Proposed Virginia Parkway: Gift to Developers or Necessary for Region's Growth?

In Northern Virginia, where D.C.'s suburbs dissolve into rural landscape, the state's Department of Transportation is planning the Bi-County Parkway. Opponents question whether the state should provide a multi-billion dollar subsidy to developers.

1 minute read

July 10, 2013, 12:00 PM PDT

By Jonathan Nettler @nettsj


"The debate over whether Northern Virginia needs a new highway is central to a larger question facing a region whose existing transportation infrastructure is bursting at the seams with finite funds to fix the bottlenecks: are more roads that cost billions of dollars to build the answer to fulfilling the Washington metropolitan area’s economic potential?" asks Martin Di Caro.

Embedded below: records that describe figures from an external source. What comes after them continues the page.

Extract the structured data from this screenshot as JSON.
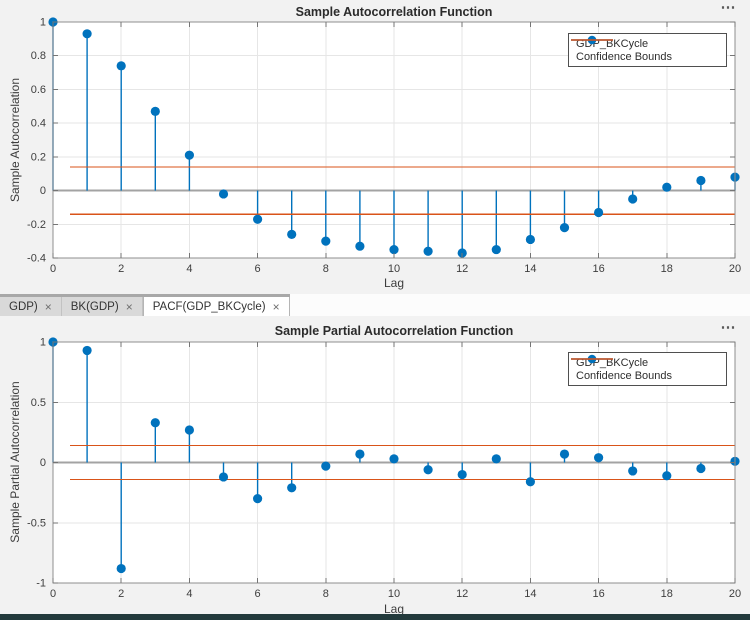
{
  "colors": {
    "series_blue": "#0072BD",
    "confidence_orange": "#D95319",
    "figure_background": "#F2F2F2",
    "axes_background": "#FFFFFF",
    "bottom_bar": "#233A3C"
  },
  "tab_bar": {
    "tabs": [
      {
        "label": "GDP)",
        "close_icon": "×",
        "active": false
      },
      {
        "label": "BK(GDP)",
        "close_icon": "×",
        "active": false
      },
      {
        "label": "PACF(GDP_BKCycle)",
        "close_icon": "×",
        "active": true
      }
    ]
  },
  "chart_data": [
    {
      "type": "stem",
      "title": "Sample Autocorrelation Function",
      "xlabel": "Lag",
      "ylabel": "Sample Autocorrelation",
      "menu_icon": "⋯",
      "legend_entries": [
        "GDP_BKCycle",
        "Confidence Bounds"
      ],
      "legend_position": "top-right",
      "grid": true,
      "x": [
        0,
        1,
        2,
        3,
        4,
        5,
        6,
        7,
        8,
        9,
        10,
        11,
        12,
        13,
        14,
        15,
        16,
        17,
        18,
        19,
        20
      ],
      "values": [
        1.0,
        0.93,
        0.74,
        0.47,
        0.21,
        -0.02,
        -0.17,
        -0.26,
        -0.3,
        -0.33,
        -0.35,
        -0.36,
        -0.37,
        -0.35,
        -0.29,
        -0.22,
        -0.13,
        -0.05,
        0.02,
        0.06,
        0.08
      ],
      "confidence_bounds": [
        0.14,
        -0.14
      ],
      "confidence_x_start": 0.5,
      "xlim": [
        0,
        20
      ],
      "ylim": [
        -0.4,
        1
      ],
      "xticks": [
        0,
        2,
        4,
        6,
        8,
        10,
        12,
        14,
        16,
        18,
        20
      ],
      "yticks": [
        1,
        0.8,
        0.6,
        0.4,
        0.2,
        0,
        -0.2,
        -0.4
      ]
    },
    {
      "type": "stem",
      "title": "Sample Partial Autocorrelation Function",
      "xlabel": "Lag",
      "ylabel": "Sample Partial Autocorrelation",
      "menu_icon": "⋯",
      "legend_entries": [
        "GDP_BKCycle",
        "Confidence Bounds"
      ],
      "legend_position": "top-right",
      "grid": true,
      "x": [
        0,
        1,
        2,
        3,
        4,
        5,
        6,
        7,
        8,
        9,
        10,
        11,
        12,
        13,
        14,
        15,
        16,
        17,
        18,
        19,
        20
      ],
      "values": [
        1.0,
        0.93,
        -0.88,
        0.33,
        0.27,
        -0.12,
        -0.3,
        -0.21,
        -0.03,
        0.07,
        0.03,
        -0.06,
        -0.1,
        0.03,
        -0.16,
        0.07,
        0.04,
        -0.07,
        -0.11,
        -0.05,
        0.01
      ],
      "confidence_bounds": [
        0.14,
        -0.14
      ],
      "confidence_x_start": 0.5,
      "xlim": [
        0,
        20
      ],
      "ylim": [
        -1,
        1
      ],
      "xticks": [
        0,
        2,
        4,
        6,
        8,
        10,
        12,
        14,
        16,
        18,
        20
      ],
      "yticks": [
        1,
        0.5,
        0,
        -0.5,
        -1
      ]
    }
  ]
}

"Depending on who looks at these maps, the Bi-County Parkway is described in dramatically different ways. To [Ed] Gorski and his fellow environmentalists, the roadway is a boon for developers, a potential six-lane, divided highway with designs to leap across the Potomac River into Maryland."

"To supporters, the Bi-County Parkway is the culmination of years of planning and studies, a four-lane road that has been on both Prince William’s and Loudoun’s county-wide transportation plans for decades, designed to connect commuters to future job centers in a region expecting a population explosion over the next half century."